Full Report
Funnull Technology supports “hundreds of thousands of websites” dedicated to the scams, otherwise known as pig butchering, according to the sanctions announcement by the Treasury Department’s Office of Foreign Assets Control.
Analysis Summary
# Threat Actor: Funnull Technology Inc. (and associated actors/infrastructure)
## Attribution & Identity
Funnull Technology Inc., a web infrastructure provider based in the Philippines (headquarters listed in the Manila area), has been sanctioned by the U.S. Treasury Department's Office of Foreign Assets Control (OFAC). An administrator associated with the company, Liu Lizhi (a Chinese national cited with an address in Ganzhou, China), was also sanctioned. Funnull is described as facilitating cybercrime by acting as a provider of "infrastructure laundering."
## Activity Summary
Funnull Technology Inc. is linked to the majority of virtual currency investment scam websites reported to the FBI. They support "hundreds of thousands of websites" dedicated to "pig butchering" scams. U.S. victims linked to Funnull infrastructure have reported over \$200 million in losses. The activity is part of a broader Southeast Asian cybercrime ecosystem involving organized crime, gambling operations, and scam compounds. Furthermore, a domain acquired by Funnull (polyfill) was found injecting malware onto visitors' devices.
## Tactics, Techniques & Procedures
- **Infrastructure Facilitation/Laundering:** Purchasing IP addresses from legitimate U.S. providers (like Amazon and Microsoft) and reselling them to cybercriminals for hosting fraudulent infrastructure.
- **Domain Management:** Assigning domain names to cybercriminals for various fraudulent activities, including investment fraud, phishing scams, and online gambling sites.
- **Malware Delivery:** Injecting malware onto the devices of visitors accessing infrastructure they control (as seen with the polyfill domain acquisition).
## Targeting
- **Sectors:** Financial sector (specifically targeting virtual currency investors). E-commerce/Software (via supply chain/domain compromise).
- **Geography:** Victims are cited in the U.S. The operational hub appears to be Southeast Asia (Philippines/China involvement).
- **Victims:** U.S.-based individuals who have lost an average of over \$150,000 per incident in investment scams.
## Tools & Infrastructure
- **Malware Families Used:** Malware was injected via the polyfill domain acquisition.
- **Infrastructure (C2, domains, IPs - defang URLs):**
- Utilizes IP addresses and hosting services acquired from legitimate providers in the United States.
- Specific domains associated with investment fraud, phishing, and online gambling sites were managed or assigned by the actor.

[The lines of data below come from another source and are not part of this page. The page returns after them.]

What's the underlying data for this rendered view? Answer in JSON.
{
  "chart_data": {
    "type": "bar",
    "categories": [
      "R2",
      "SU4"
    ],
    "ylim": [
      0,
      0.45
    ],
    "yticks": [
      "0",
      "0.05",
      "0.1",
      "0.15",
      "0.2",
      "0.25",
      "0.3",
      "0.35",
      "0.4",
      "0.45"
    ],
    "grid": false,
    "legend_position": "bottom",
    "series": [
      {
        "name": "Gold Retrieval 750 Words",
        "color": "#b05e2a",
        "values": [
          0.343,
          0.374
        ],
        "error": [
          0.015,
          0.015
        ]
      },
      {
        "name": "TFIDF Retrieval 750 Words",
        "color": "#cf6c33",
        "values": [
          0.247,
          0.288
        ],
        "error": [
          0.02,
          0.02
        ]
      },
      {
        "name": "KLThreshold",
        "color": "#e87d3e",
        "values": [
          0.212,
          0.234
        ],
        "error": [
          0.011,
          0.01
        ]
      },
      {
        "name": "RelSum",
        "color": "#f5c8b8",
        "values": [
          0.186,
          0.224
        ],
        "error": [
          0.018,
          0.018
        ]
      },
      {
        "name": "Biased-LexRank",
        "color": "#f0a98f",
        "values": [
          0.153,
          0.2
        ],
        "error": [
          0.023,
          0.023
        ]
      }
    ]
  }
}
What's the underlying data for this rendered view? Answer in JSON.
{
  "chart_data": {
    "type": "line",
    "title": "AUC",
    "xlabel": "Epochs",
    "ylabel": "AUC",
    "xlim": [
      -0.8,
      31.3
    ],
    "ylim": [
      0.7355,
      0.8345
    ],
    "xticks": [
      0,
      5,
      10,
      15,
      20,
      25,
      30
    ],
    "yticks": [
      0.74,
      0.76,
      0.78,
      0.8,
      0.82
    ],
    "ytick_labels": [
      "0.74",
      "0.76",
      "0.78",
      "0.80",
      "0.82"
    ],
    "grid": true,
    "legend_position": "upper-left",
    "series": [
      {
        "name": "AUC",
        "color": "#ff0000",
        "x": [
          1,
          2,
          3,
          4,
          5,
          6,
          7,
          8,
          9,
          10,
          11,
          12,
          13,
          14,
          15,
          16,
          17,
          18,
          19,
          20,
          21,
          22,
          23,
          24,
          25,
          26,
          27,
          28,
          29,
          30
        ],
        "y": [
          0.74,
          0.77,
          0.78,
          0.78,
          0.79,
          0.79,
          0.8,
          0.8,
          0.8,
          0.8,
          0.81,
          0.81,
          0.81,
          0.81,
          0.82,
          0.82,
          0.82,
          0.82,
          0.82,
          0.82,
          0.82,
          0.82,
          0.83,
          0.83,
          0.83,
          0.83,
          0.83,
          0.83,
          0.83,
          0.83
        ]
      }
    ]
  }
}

- Headquarters listed at an address in the **Manila area**, Philippines.
## Implications
Funnull represents a critical chokepoint and enabler for Southeast Asian investment fraud (pig butchering) operations, effectively laundering illicit infrastructure and connecting legitimate cloud services to criminal enterprises. The significant financial losses reported underscore the large scale and high profitability of the scams Funnull supports. The actor's ability to acquire infrastructure from major U.S. cloud providers highlights a sophisticated supply chain risk within the hosting sector.
## Mitigations
- **Enhanced Vetting:** U.S. IP and hosting providers must enhance scrutiny of infrastructure sales, particularly in relation to high-risk geographic areas, to prevent infrastructure resale to known cybercriminal facilitators.
- **Domain Monitoring:** Increased vigilance on newly provisioned or acquired domains that quickly pivot to hosting investment fraud or phishing content.
- **Supply Chain Security:** Organizations providing infrastructure or software libraries must monitor their assets for unauthorized usage or injection of malicious code.